BACKGROUND: Combined angiotensin receptor/neprilysin inhibition with sacubitril/valsartan has emerged as a therapy for heart failure (HF). The presumed mechanism of benefit is through prevention of natriuretic peptide (NP) degradation, leading to increased cGMP-dependent protein kinase (PKG) signaling. However, the specific requirement of PKG for sacubitril/valsartan effects remains untested. METHODS AND RESULTS: We examined sacubitril/valsartan treatment in mice with mutation of the PKGIα leucine zipper domain, which is required for cGMP-PKGIα anti-remodeling actions in vivo. WT or PKG Leucine Zipper Mutant (LZM) mice were exposed to 56-day LV pressure overload by moderate (26 Gauge) transaortic constriction (TAC). At day 14 post-TAC, mice were randomized to vehicle or sacubitril/valsartan by oral gavage.
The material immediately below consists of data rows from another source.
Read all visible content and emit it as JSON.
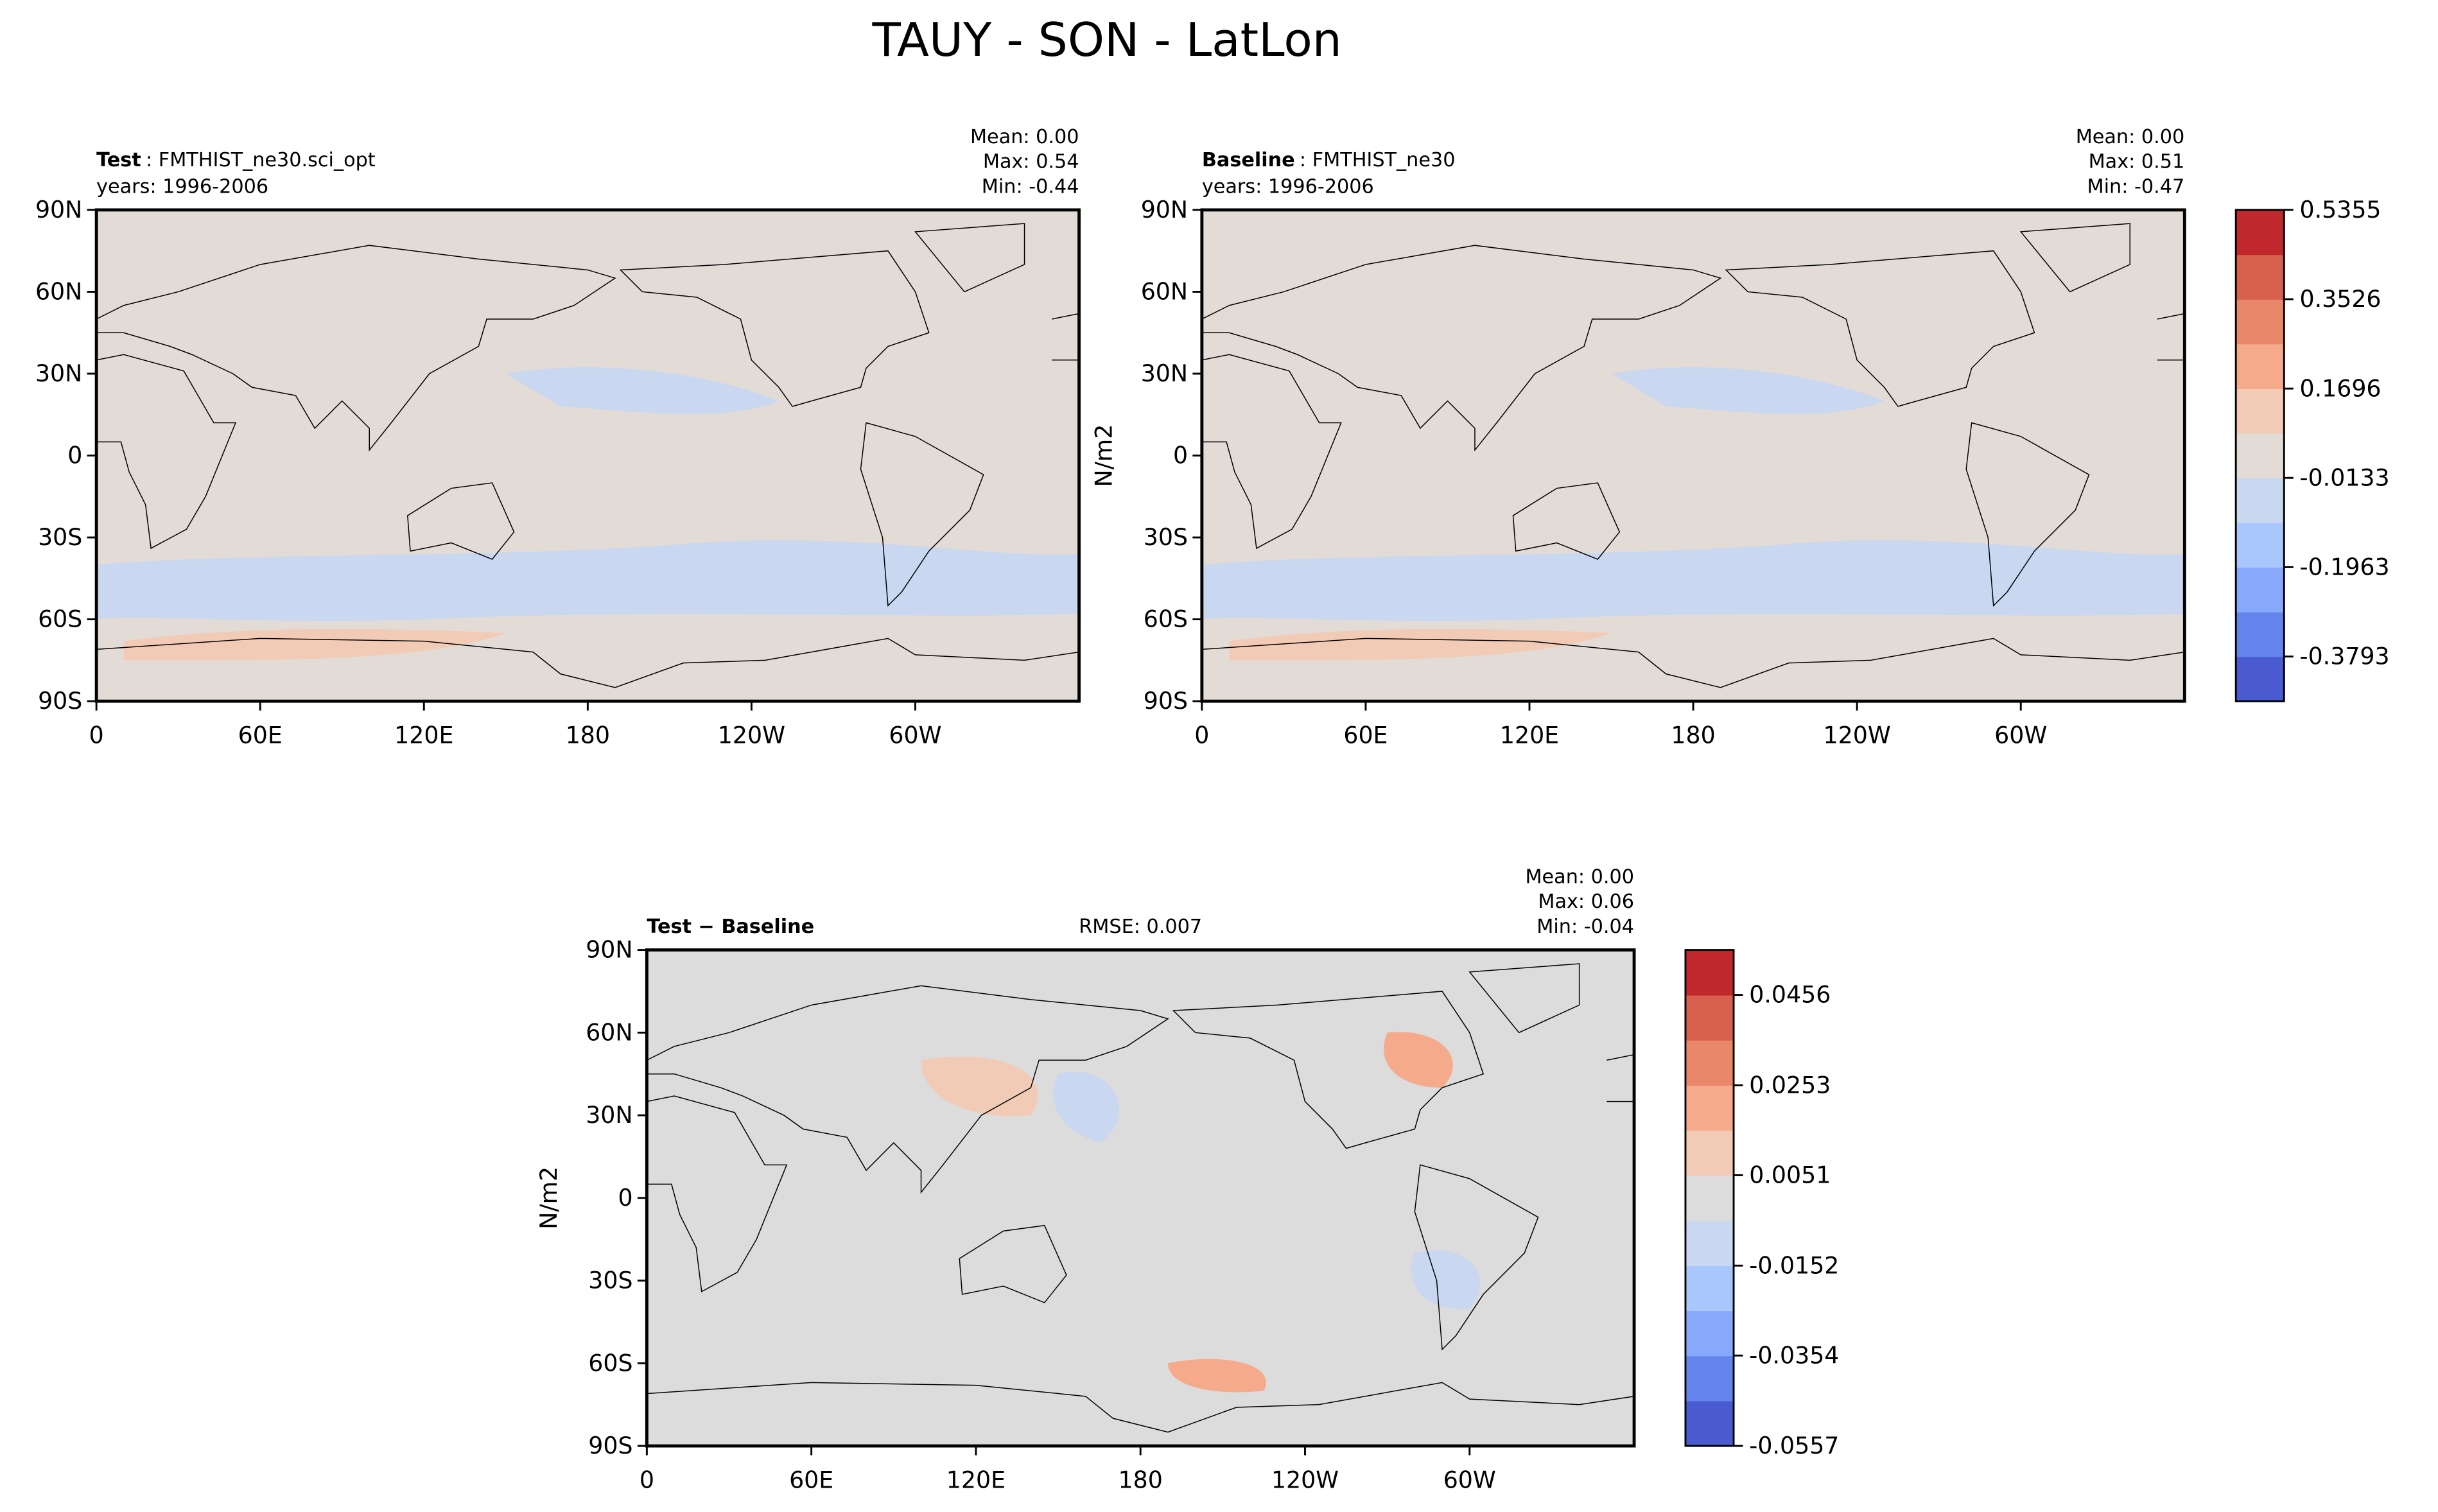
{
  "title": "TAUY - SON - LatLon",
  "chart_data": [
    {
      "type": "contour",
      "title_bold": "Test",
      "title_rest": ": FMTHIST_ne30.sci_opt",
      "subtitle": "years: 1996-2006",
      "stats": [
        "Mean:  0.00",
        "Max:  0.54",
        "Min: -0.44"
      ],
      "fill": "#e3dbd6",
      "xlim": [
        0,
        360
      ],
      "ylim": [
        -90,
        90
      ],
      "xticks": [
        0,
        {
          "value": 60,
          "label": "60E"
        },
        {
          "value": 120,
          "label": "120E"
        },
        180,
        {
          "value": 240,
          "label": "120W"
        },
        {
          "value": 300,
          "label": "60W"
        }
      ],
      "yticks": [
        {
          "value": 90,
          "label": "90N"
        },
        {
          "value": 60,
          "label": "60N"
        },
        {
          "value": 30,
          "label": "30N"
        },
        0,
        {
          "value": -30,
          "label": "30S"
        },
        {
          "value": -60,
          "label": "60S"
        },
        {
          "value": -90,
          "label": "90S"
        }
      ]
    },
    {
      "type": "contour",
      "title_bold": "Baseline",
      "title_rest": ": FMTHIST_ne30",
      "subtitle": "years: 1996-2006",
      "stats": [
        "Mean:  0.00",
        "Max:  0.51",
        "Min: -0.47"
      ],
      "fill": "#e3dbd6",
      "ylabel": "N/m2",
      "xlim": [
        0,
        360
      ],
      "ylim": [
        -90,
        90
      ],
      "xticks": [
        0,
        {
          "value": 60,
          "label": "60E"
        },
        {
          "value": 120,
          "label": "120E"
        },
        180,
        {
          "value": 240,
          "label": "120W"
        },
        {
          "value": 300,
          "label": "60W"
        }
      ],
      "yticks": [
        {
          "value": 90,
          "label": "90N"
        },
        {
          "value": 60,
          "label": "60N"
        },
        {
          "value": 30,
          "label": "30N"
        },
        0,
        {
          "value": -30,
          "label": "30S"
        },
        {
          "value": -60,
          "label": "60S"
        },
        {
          "value": -90,
          "label": "90S"
        }
      ],
      "colorbar": {
        "clim": [
          -0.4708,
          0.5355
        ],
        "ticks": [
          -0.3793,
          -0.1963,
          -0.0133,
          0.1696,
          0.3526,
          0.5355
        ],
        "colors": [
          "#4a5bd2",
          "#6384eb",
          "#88a9fb",
          "#aac7fd",
          "#c9d7f0",
          "#e3dbd6",
          "#f2cbb7",
          "#f5aa8c",
          "#e8876a",
          "#d7604e",
          "#c0282d"
        ]
      }
    },
    {
      "type": "contour",
      "title_bold": "Test − Baseline",
      "annotation": "RMSE: 0.007",
      "stats": [
        "Mean:  0.00",
        "Max:  0.06",
        "Min: -0.04"
      ],
      "fill": "#dcdcdc",
      "ylabel": "N/m2",
      "xlim": [
        0,
        360
      ],
      "ylim": [
        -90,
        90
      ],
      "xticks": [
        0,
        {
          "value": 60,
          "label": "60E"
        },
        {
          "value": 120,
          "label": "120E"
        },
        180,
        {
          "value": 240,
          "label": "120W"
        },
        {
          "value": 300,
          "label": "60W"
        }
      ],
      "yticks": [
        {
          "value": 90,
          "label": "90N"
        },
        {
          "value": 60,
          "label": "60N"
        },
        {
          "value": 30,
          "label": "30N"
        },
        0,
        {
          "value": -30,
          "label": "30S"
        },
        {
          "value": -60,
          "label": "60S"
        },
        {
          "value": -90,
          "label": "90S"
        }
      ],
      "colorbar": {
        "clim": [
          -0.0557,
          0.0557
        ],
        "ticks": [
          -0.0557,
          -0.0354,
          -0.0152,
          0.0051,
          0.0253,
          0.0456
        ],
        "colors": [
          "#4a5bd2",
          "#6384eb",
          "#88a9fb",
          "#aac7fd",
          "#c9d7f0",
          "#dcdcdc",
          "#f2cbb7",
          "#f5aa8c",
          "#e8876a",
          "#d7604e",
          "#c0282d"
        ]
      }
    }
  ]
}
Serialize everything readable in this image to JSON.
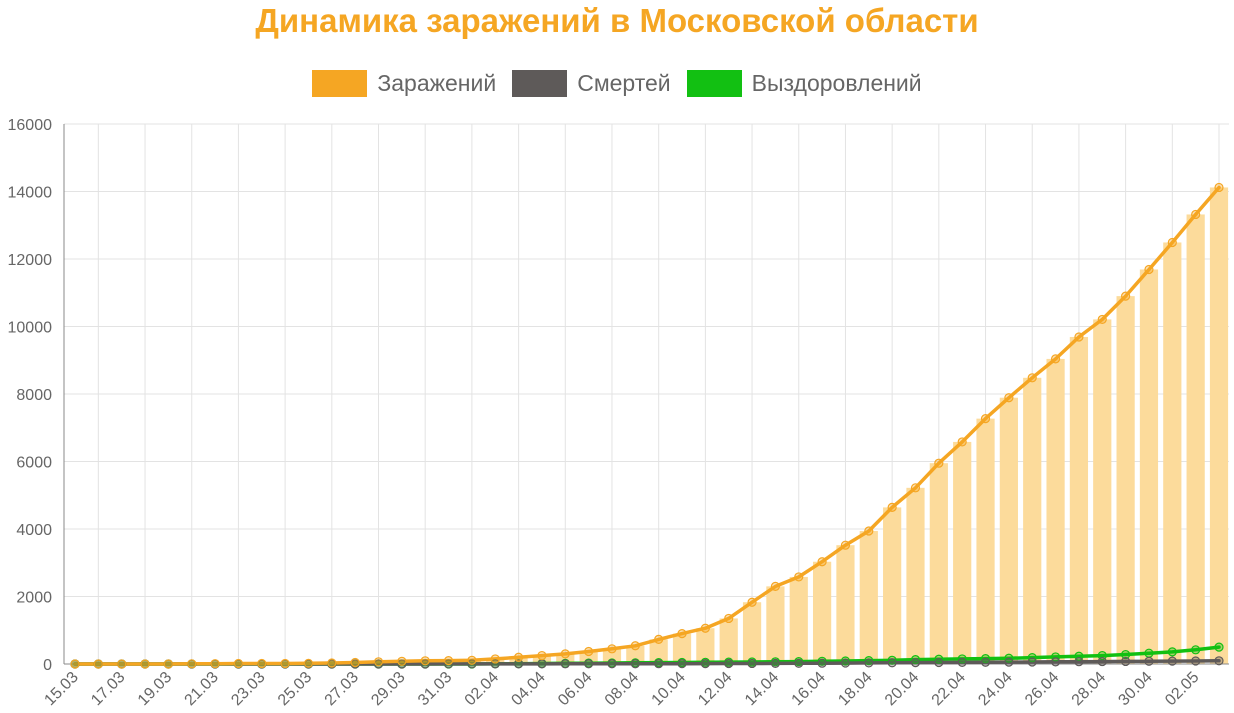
{
  "chart_data": {
    "type": "bar",
    "title": "Динамика заражений в Московской области",
    "title_color": "#F5A623",
    "xlabel": "",
    "ylabel": "",
    "ylim": [
      0,
      16000
    ],
    "yticks": [
      0,
      2000,
      4000,
      6000,
      8000,
      10000,
      12000,
      14000,
      16000
    ],
    "grid": true,
    "legend_position": "top-center",
    "categories": [
      "15.03",
      "16.03",
      "17.03",
      "18.03",
      "19.03",
      "20.03",
      "21.03",
      "22.03",
      "23.03",
      "24.03",
      "25.03",
      "26.03",
      "27.03",
      "28.03",
      "29.03",
      "30.03",
      "31.03",
      "01.04",
      "02.04",
      "03.04",
      "04.04",
      "05.04",
      "06.04",
      "07.04",
      "08.04",
      "09.04",
      "10.04",
      "11.04",
      "12.04",
      "13.04",
      "14.04",
      "15.04",
      "16.04",
      "17.04",
      "18.04",
      "19.04",
      "20.04",
      "21.04",
      "22.04",
      "23.04",
      "24.04",
      "25.04",
      "26.04",
      "27.04",
      "28.04",
      "29.04",
      "30.04",
      "01.05",
      "02.05",
      "03.05"
    ],
    "tick_labels": [
      "15.03",
      "17.03",
      "19.03",
      "21.03",
      "23.03",
      "25.03",
      "27.03",
      "29.03",
      "31.03",
      "02.04",
      "04.04",
      "06.04",
      "08.04",
      "10.04",
      "12.04",
      "14.04",
      "16.04",
      "18.04",
      "20.04",
      "22.04",
      "24.04",
      "26.04",
      "28.04",
      "30.04",
      "02.05"
    ],
    "series": [
      {
        "name": "Заражений",
        "color": "#F5A623",
        "bar_color": "#FCDB9B",
        "values": [
          0,
          0,
          0,
          0,
          0,
          5,
          10,
          15,
          15,
          15,
          20,
          30,
          45,
          65,
          80,
          95,
          100,
          110,
          150,
          200,
          250,
          300,
          370,
          450,
          540,
          730,
          900,
          1060,
          1350,
          1830,
          2300,
          2580,
          3030,
          3520,
          3940,
          4640,
          5220,
          5950,
          6580,
          7270,
          7890,
          8480,
          9040,
          9690,
          10210,
          10900,
          11690,
          12490,
          13320,
          14120
        ]
      },
      {
        "name": "Смертей",
        "color": "#5E5A59",
        "values": [
          0,
          0,
          0,
          0,
          0,
          0,
          0,
          0,
          0,
          0,
          0,
          0,
          0,
          0,
          1,
          1,
          2,
          2,
          3,
          3,
          4,
          5,
          6,
          7,
          8,
          9,
          10,
          12,
          14,
          16,
          18,
          21,
          24,
          28,
          32,
          36,
          40,
          44,
          48,
          52,
          56,
          60,
          64,
          68,
          72,
          76,
          80,
          85,
          90,
          95
        ]
      },
      {
        "name": "Выздоровлений",
        "color": "#12C012",
        "values": [
          0,
          0,
          0,
          0,
          0,
          0,
          0,
          0,
          0,
          0,
          0,
          0,
          0,
          0,
          0,
          0,
          0,
          0,
          5,
          10,
          15,
          20,
          25,
          30,
          35,
          40,
          45,
          50,
          55,
          60,
          65,
          70,
          80,
          90,
          100,
          110,
          130,
          140,
          150,
          160,
          170,
          190,
          210,
          230,
          250,
          280,
          320,
          360,
          420,
          500
        ]
      }
    ]
  }
}
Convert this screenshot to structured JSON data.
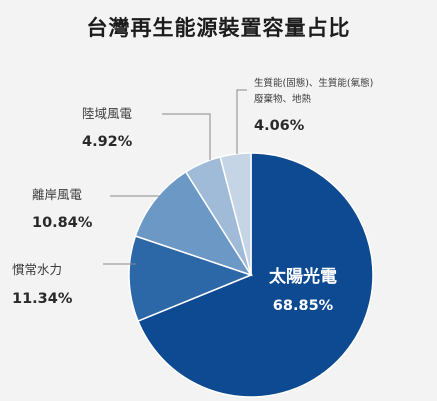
{
  "chart_data": {
    "type": "pie",
    "title": "台灣再生能源裝置容量占比",
    "start_angle_deg": 0,
    "direction": "clockwise",
    "slices": [
      {
        "label": "太陽光電",
        "label_line2": "",
        "value": 68.85,
        "value_text": "68.85%",
        "color": "#0e4a91",
        "label_placement": "inside"
      },
      {
        "label": "慣常水力",
        "label_line2": "",
        "value": 11.34,
        "value_text": "11.34%",
        "color": "#2c67a8",
        "label_placement": "outside-left"
      },
      {
        "label": "離岸風電",
        "label_line2": "",
        "value": 10.84,
        "value_text": "10.84%",
        "color": "#6c98c5",
        "label_placement": "outside-left"
      },
      {
        "label": "陸域風電",
        "label_line2": "",
        "value": 4.92,
        "value_text": "4.92%",
        "color": "#9fbbd8",
        "label_placement": "outside-top-left"
      },
      {
        "label": "生質能(固態)、生質能(氣態)",
        "label_line2": "廢棄物、地熱",
        "value": 4.06,
        "value_text": "4.06%",
        "color": "#c6d5e6",
        "label_placement": "outside-top-right"
      }
    ]
  }
}
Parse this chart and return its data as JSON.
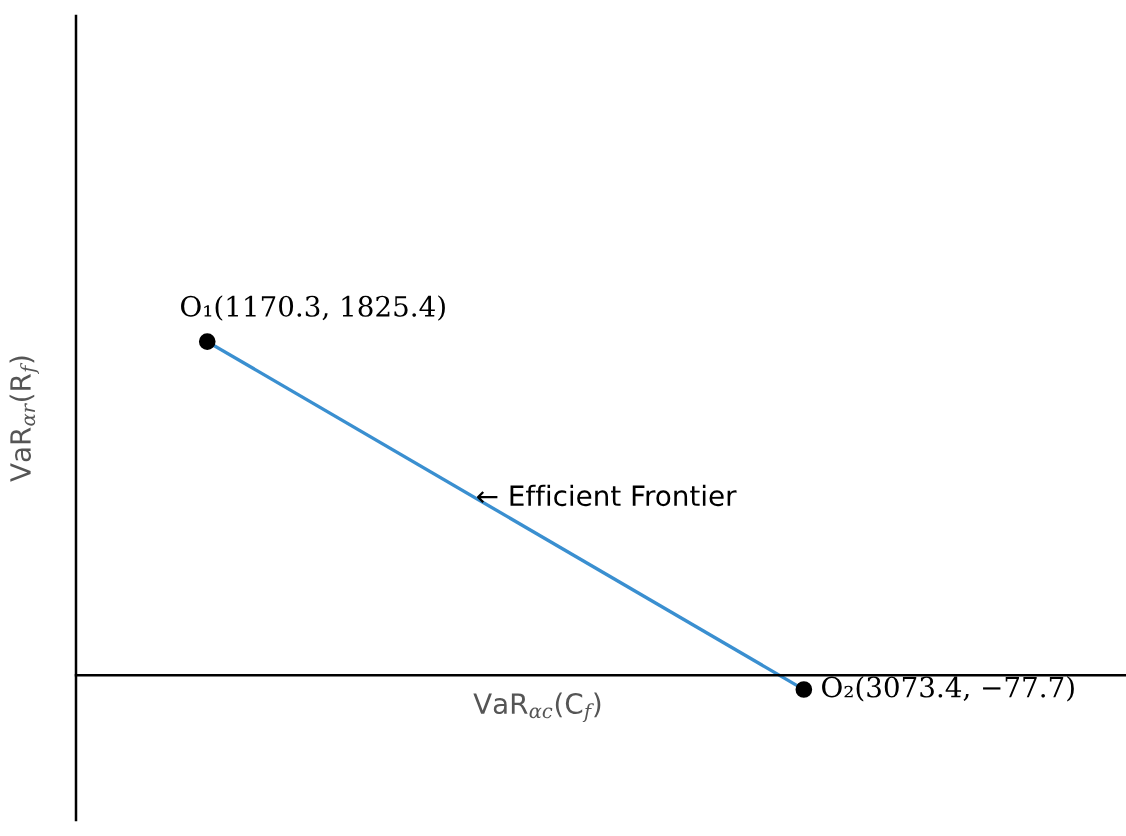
{
  "chart_data": {
    "type": "line",
    "xlabel": "VaR$_{αc}$(C$_{f}$)",
    "ylabel": "VaR$_{αr}$(R$_{f}$)",
    "categories": [
      null,
      null
    ],
    "series": [
      {
        "color": "#3a8fd0",
        "values": [
          1825.4,
          -77.7
        ],
        "value_labels": [
          "O₁(1170.3, 1825.4)",
          "O₂(3073.4, −77.7)"
        ]
      }
    ],
    "marker": "circle",
    "annotations": [
      "← Efficient Frontier"
    ],
    "tick_labels": false
  }
}
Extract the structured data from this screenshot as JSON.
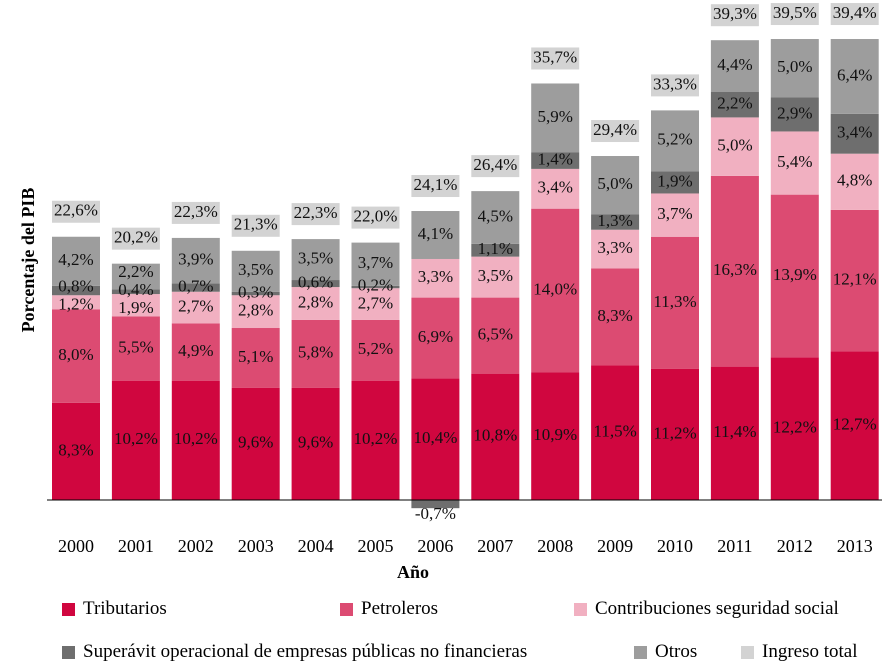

TAC induced the same degree of LV pressure overload in WT and LZM mice, which was not affected by sacubitril/valsartan. Though LZM mice, but not WT, developed LV dilation post-TAC, sacubitril valsartan improved cardiac hypertrophy and LV fractional shortening to the same degree in both the WT and LZM TAC mice. CONCLUSION: These ladings indicate beneficial effects of sacubitril/valsartan on LV structure and function in moderate pressure overload. The unexpected finding that PKGIα mutation does not abolish the sacubitril/valsartan effects on cardiac hypertrophy and on LV function suggests that signaling other than NP-cGMP-PKG mediates the therapeutic benefits of neprilysin inhibition in HF.